Xavier Corval, fondateur d’Eqosphère et membre du Mouvement des entrepreneurs sociaux, et Arno Pons, directeur général de l’agence digitale 5ème Gauche, appellent à un plan national de valorisation de l’économie numérique. Explications

Que nous manque-t-il pour qu'émergent en France les Google et Facebook de demain ?

 

Xavier Corval et Arno Pons. Aux Etats-Unis, à la fin des années 1990, le vice-président Al Gore, avec son concept d'autoroutes de l'information, a pris le parti d'investir dans le numérique tout en laissant les entrepreneurs s'approprier et développer ce potentiel, convaincu que cette nouvelle économie deviendrait un levier de croissance et de puissance pour le pays. La France a raté ce virage initial, mais il n'est pas trop tard pour libérer les énergies. A l'heure où les contraintes budgétaires menacent l'innovation, où la morosité pèse sur les initiatives économiques, «l'énergie» numérique est une véritable opportunité de rebond. Innover et exploiter la transversalité sont indispensables pour faire face aux défis du moment et, au-delà, aller vers un modèle de croissance raisonnée et durable intégrant d'autres indicateurs que le seul produit intérieur brut (PIB). C'est dans cet esprit que nous proposons l'organisation d'un Grenelle du numérique qui est une invitation à la conduite collective du changement. Il faut une prise de conscience et une volonté politique favorisant l'innovation dans un cadre économique repensé

 

Pourquoi cette appellation «Grenelle du numérique», après un «Grenelle de l'environnement» connoté politiquement et sujet à controverse ?

 

X.C. et A.P. Le Grenelle de l'environnement, lancé sous la présidence de Nicolas Sarkozy, a eu le mérite de mettre le sujet du développement durable au cœur des débats et d'embarquer les différents intervenants dans une démarche constructive et collaborative.
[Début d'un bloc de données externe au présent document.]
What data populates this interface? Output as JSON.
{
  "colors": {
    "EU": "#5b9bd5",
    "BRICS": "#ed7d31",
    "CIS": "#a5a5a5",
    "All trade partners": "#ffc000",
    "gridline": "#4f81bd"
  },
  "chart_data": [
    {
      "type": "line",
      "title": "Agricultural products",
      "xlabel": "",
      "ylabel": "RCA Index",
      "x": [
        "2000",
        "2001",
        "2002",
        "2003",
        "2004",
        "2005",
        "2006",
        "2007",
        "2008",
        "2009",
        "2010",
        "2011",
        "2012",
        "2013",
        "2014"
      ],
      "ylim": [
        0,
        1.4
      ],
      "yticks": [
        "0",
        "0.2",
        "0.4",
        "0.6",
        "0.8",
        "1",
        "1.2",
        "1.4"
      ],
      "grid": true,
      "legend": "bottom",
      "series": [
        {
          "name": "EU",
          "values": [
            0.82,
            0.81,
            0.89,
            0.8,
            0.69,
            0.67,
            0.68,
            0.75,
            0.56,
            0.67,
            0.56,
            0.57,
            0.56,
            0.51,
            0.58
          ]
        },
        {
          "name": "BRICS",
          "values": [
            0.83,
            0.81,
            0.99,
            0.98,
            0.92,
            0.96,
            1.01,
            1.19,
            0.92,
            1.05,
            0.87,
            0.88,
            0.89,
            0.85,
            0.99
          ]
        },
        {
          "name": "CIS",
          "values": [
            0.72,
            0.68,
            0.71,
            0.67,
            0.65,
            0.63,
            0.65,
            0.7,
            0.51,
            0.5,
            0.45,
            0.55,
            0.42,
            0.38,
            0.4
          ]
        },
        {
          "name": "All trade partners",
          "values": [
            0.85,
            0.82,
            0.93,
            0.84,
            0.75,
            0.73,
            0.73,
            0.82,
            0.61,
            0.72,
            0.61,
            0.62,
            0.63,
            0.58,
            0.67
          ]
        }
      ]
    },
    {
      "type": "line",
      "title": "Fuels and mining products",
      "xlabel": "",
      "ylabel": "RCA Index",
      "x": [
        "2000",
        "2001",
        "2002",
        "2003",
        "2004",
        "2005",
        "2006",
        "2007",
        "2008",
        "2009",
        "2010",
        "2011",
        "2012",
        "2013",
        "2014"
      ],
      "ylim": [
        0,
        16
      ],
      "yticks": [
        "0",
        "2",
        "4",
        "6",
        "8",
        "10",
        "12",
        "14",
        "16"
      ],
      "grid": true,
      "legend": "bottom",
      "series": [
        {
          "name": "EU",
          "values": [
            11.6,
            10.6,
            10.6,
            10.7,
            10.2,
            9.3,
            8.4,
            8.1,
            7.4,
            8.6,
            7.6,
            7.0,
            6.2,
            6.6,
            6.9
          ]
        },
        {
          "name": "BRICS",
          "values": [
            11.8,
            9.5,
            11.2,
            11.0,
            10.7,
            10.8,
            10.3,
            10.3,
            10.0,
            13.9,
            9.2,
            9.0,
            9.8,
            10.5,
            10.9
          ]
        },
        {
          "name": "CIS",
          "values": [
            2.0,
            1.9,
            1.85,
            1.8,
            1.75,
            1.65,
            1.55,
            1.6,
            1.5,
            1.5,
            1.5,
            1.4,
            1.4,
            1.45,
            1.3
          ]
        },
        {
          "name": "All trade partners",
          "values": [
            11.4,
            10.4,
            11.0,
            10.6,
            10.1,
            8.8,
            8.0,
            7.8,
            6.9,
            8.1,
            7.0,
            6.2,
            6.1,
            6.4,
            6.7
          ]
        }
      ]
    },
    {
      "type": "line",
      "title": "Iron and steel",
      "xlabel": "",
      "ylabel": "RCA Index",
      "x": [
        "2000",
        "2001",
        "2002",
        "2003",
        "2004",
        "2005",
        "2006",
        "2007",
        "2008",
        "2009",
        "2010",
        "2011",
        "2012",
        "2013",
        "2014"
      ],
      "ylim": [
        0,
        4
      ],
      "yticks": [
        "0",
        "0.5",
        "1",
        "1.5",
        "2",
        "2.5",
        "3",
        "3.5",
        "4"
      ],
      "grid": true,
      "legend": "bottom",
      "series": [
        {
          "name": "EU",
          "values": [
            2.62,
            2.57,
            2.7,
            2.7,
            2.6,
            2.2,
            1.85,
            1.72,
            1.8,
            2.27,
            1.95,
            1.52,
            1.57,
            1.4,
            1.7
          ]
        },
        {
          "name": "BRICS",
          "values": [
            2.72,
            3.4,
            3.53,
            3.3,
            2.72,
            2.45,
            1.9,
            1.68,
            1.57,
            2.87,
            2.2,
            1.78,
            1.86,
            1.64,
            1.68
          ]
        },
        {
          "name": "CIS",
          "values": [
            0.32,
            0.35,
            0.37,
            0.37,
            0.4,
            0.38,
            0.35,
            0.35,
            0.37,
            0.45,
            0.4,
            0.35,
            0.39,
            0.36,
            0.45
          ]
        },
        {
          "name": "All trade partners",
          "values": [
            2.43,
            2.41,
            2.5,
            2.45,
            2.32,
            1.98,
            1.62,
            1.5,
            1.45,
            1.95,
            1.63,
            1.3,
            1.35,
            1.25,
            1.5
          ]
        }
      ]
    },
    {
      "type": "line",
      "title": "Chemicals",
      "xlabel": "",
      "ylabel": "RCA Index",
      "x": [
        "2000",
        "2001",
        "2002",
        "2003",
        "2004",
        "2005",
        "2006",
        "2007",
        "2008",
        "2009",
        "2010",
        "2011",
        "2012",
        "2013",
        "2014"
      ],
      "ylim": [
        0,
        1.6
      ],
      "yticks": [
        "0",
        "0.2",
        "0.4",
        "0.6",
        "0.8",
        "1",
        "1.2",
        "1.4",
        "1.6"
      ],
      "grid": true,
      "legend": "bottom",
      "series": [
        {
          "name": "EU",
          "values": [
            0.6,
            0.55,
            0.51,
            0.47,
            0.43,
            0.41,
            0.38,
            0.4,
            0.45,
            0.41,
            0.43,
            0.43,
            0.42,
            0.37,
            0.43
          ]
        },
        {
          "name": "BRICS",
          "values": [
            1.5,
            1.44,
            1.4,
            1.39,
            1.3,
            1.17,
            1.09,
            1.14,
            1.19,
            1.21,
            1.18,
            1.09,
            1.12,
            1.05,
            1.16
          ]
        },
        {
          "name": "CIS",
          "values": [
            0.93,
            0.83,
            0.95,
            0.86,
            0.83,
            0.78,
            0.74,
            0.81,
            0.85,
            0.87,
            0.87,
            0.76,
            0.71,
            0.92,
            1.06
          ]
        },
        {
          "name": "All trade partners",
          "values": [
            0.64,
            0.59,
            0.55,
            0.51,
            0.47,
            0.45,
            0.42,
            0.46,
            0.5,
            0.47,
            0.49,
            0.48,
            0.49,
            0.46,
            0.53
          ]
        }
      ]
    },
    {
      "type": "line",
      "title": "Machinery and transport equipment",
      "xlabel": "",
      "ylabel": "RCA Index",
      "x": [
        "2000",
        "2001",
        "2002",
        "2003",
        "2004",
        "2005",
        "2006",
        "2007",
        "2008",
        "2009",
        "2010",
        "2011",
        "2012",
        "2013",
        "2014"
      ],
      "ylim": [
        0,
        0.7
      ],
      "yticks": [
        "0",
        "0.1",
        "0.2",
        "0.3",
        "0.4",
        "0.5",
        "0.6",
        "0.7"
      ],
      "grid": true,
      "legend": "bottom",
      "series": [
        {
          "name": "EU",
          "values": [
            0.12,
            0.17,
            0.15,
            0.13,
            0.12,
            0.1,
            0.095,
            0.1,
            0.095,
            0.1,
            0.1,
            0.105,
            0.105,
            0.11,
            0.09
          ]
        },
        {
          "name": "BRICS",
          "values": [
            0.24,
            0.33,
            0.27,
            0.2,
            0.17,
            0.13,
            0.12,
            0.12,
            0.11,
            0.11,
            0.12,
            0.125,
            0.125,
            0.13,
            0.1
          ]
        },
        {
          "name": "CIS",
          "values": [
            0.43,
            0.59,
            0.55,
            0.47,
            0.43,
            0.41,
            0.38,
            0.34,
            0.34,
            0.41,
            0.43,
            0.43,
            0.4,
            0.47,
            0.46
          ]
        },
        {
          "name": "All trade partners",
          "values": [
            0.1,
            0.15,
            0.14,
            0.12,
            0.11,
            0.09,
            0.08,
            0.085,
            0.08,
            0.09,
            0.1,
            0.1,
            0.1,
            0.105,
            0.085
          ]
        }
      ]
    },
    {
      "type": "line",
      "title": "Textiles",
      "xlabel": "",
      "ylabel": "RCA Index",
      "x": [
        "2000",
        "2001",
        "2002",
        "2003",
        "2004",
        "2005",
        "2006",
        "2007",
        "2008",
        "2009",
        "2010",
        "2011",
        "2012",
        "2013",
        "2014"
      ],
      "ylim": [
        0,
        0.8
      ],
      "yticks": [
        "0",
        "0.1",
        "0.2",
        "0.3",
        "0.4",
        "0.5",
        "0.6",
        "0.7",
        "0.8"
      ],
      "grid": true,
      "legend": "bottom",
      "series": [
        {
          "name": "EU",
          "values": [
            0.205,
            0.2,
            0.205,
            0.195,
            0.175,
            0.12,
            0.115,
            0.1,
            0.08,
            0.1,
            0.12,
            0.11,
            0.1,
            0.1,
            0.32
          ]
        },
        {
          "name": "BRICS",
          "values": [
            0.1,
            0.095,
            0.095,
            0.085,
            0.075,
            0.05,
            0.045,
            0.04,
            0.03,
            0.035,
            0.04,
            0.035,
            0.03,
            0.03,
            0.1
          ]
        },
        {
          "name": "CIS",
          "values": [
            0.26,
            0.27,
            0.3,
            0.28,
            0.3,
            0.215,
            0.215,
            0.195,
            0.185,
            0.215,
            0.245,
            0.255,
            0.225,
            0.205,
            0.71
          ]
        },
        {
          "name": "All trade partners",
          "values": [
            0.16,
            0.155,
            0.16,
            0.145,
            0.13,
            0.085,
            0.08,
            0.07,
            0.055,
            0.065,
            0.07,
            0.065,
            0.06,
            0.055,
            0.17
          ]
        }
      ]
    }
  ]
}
Nous avons les mêmes objectifs: favoriser une prise de conscience collective de l'enjeu numérique et coproduire des solutions qui engagent les acteurs privés et publics. C'est un changement de paradigme de la politique publique. Le but n'est pas de légiférer mais d'imaginer le nouveau modèle de relation entre les collectivités publiques et les forces vives du numérique. Nous devons inventer un type d'organisation à mi-chemin entre les commissions et les «hackathons». Les politiques doivent comprendre qu'Internet implique une logique «bottom-up» [de bas en haut] qui modifie la relation public-privé.

 

C'est pourtant bien aux pouvoirs publics que vous en appelez pour orchestrer ce mouvement...

 

X.C. et A.P. Il faut évidemment une impulsion nationale et c'est à l'Etat stratège de décider des politiques publiques. Mais, alors que la crise empêche d'investir massivement dans l'innovation, notre pays doit imaginer et expérimenter un modèle qui soit «open innovation», reposant sur la conviction que, désormais, l'innovation créatrice de richesses économiques et sociétales peut émerger de partout. Il s'agit de créer le partenariat gagnant entre l'Etat, les collectivités locales et les acteurs du secteur afin de maximiser le potentiel d'innovation.
C'est ce débat-là qui doit être mené. En France, nous avons un ministère de l'Economie numérique, un Conseil national du numérique, des associations comme Cap digital, un vivier d'entreprises, des incubateurs de start-up, etc. Réunir tous ces acteurs dans un Grenelle des synergies numériques montrerait la voie - par la concertation - d'une croissance collaborative et sortir du fonctionnement en silos.

 

Vous voulez également faire oublier le mouvement des Pigeons ?

 

X.C. et A.P. La seule fois que les acteurs de l'économie numérique ont été identifiés par le grand public et considérés par le gouvernement, ce fut pour la défense de leurs propres intérêts via les «Pigeons»... Oui, cette impulsion pour un Grenelle du numérique vise aussi à offrir une autre image des acteurs du numérique.

 

Quelles sont les prochaines étapes de votre initiative ?

 

X.C. et A.P. Nous lançons un manifeste sur le site Grenelle-numerique.fr qui a déjà reçu le soutien de Dominique Roux, directeur de la chaire d'économie numérique de l'université de Paris-Dauphine, Stéphane Distinguin, président de Faber Novel et de Cap digital, Edouard de Pouzilhac, président de l'AACC interactive, Pierre Robinet, directeur de l'intégration digitale chez Publicis, Eric Legale, directeur général d'Issy Media... Entendre, le 14 juillet, le président de la République dire «Nous allons tout mettre sur le numérique» nous encourage dans notre démarche. A cette ambition nous proposons une méthode!